# Few skink shots



## richoman_3 (Dec 22, 2012)

Got a new flash for my camera last week so tested it out on a couple of skinks ive found in the past week! 

hope you like the pics


couldnt lure one of these out this time!




Cunningham's Skink (Egernia cunninghami) by Nick Volpe, on Flickr


These skinks are actually pretty cool! pain to get good pics of though




Eastern Three-Lined Skink (Acritoscincus duperreyi) by Nick Volpe, on Flickr


FINALLY got a pic of these guys! seen so many but never got pics!
a trashy looking one though




Tussock Skink (Pseudemoia pagenstecheri) by Nick Volpe, on Flickr



Tussock Skink (Pseudemoia pagenstecheri) by Nick Volpe, on Flickr



I love walking along streams for these guys!

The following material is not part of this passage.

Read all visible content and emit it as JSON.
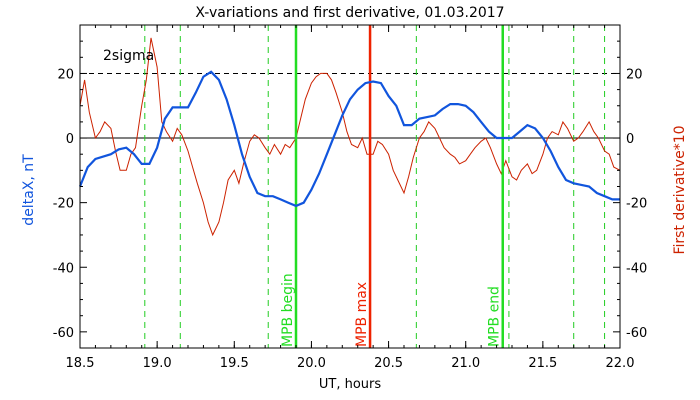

Southern Water Skink (Eulamprus tympanum) by Nick Volpe, on Flickr



Southern Water Skink (Eulamprus tympanum) by Nick Volpe, on Flickr


----------



## Elapidae1 (Dec 22, 2012)

Nice mate. Good colour in the last two shots particularly.


----------



## Bushman (Dec 22, 2012)

Good photos Nick. The new flash works a treat! Do you have a diffuser on it?
What gear are you using?


----------



## Shotta (Dec 22, 2012)

Cool pics nicely done thanks for sharing


----------



## richoman_3 (Dec 22, 2012)

Bushman said:


> Good photos Nick. The new flash works a treat! Do you have a diffuser on it?
> What gear are you using?



Got a canon 60D with a 100mm f2.8 macro lens and 2 430EXII speedlights .. no diffusers

thanks all!


----------



## Cunninghamskinks (Aug 13, 2013)

where did you go when you took the pictures


----------



## Bushman (Aug 13, 2013)

richoman_3 said:


> Got a canon 60D with a 100mm f2.8 macro lens and 2 430EXII speedlights .. no diffusers
> 
> thanks all!


Thanks. You're getting good results with it.


----------



## MathewB (Aug 13, 2013)

You make me jealous in every respect. Awesome shots, love the water skinks!


----------



## GeckoJosh (Aug 14, 2013)

Very nice Nick!

Can I just give some friendly feedback, when staging pics try to hide the roots in the background, uprooted & arranged plants does not look all that natural.


----------



## richoman_3 (Aug 14, 2013)

Haha cheers!

ewww old pics! .... ive learnt from that ages ago Josh lol !


----------



## jordanmulder (Aug 16, 2013)

The second tussock skink shot is awesome mate!


----------



## GeckoJosh (Aug 16, 2013)

richoman_3 said:


> ewww old pics! .... ive learnt from that ages ago Josh lol !





richoman_3 said:


> Got a new flash for my camera last week so tested it out on a couple of skinks ive found in the past week!



Nice try Nick


----------



## richoman_3 (Aug 16, 2013)

Dude read the date 
from last year!


----------



## Tesla (Aug 16, 2013)

No volpe pose? Disappointed


----------



## GeckoJosh (Aug 16, 2013)

richoman_3 said:


> Dude read the date
> from last year!


 



Touche 
*Facepalms* :facepalm:


----------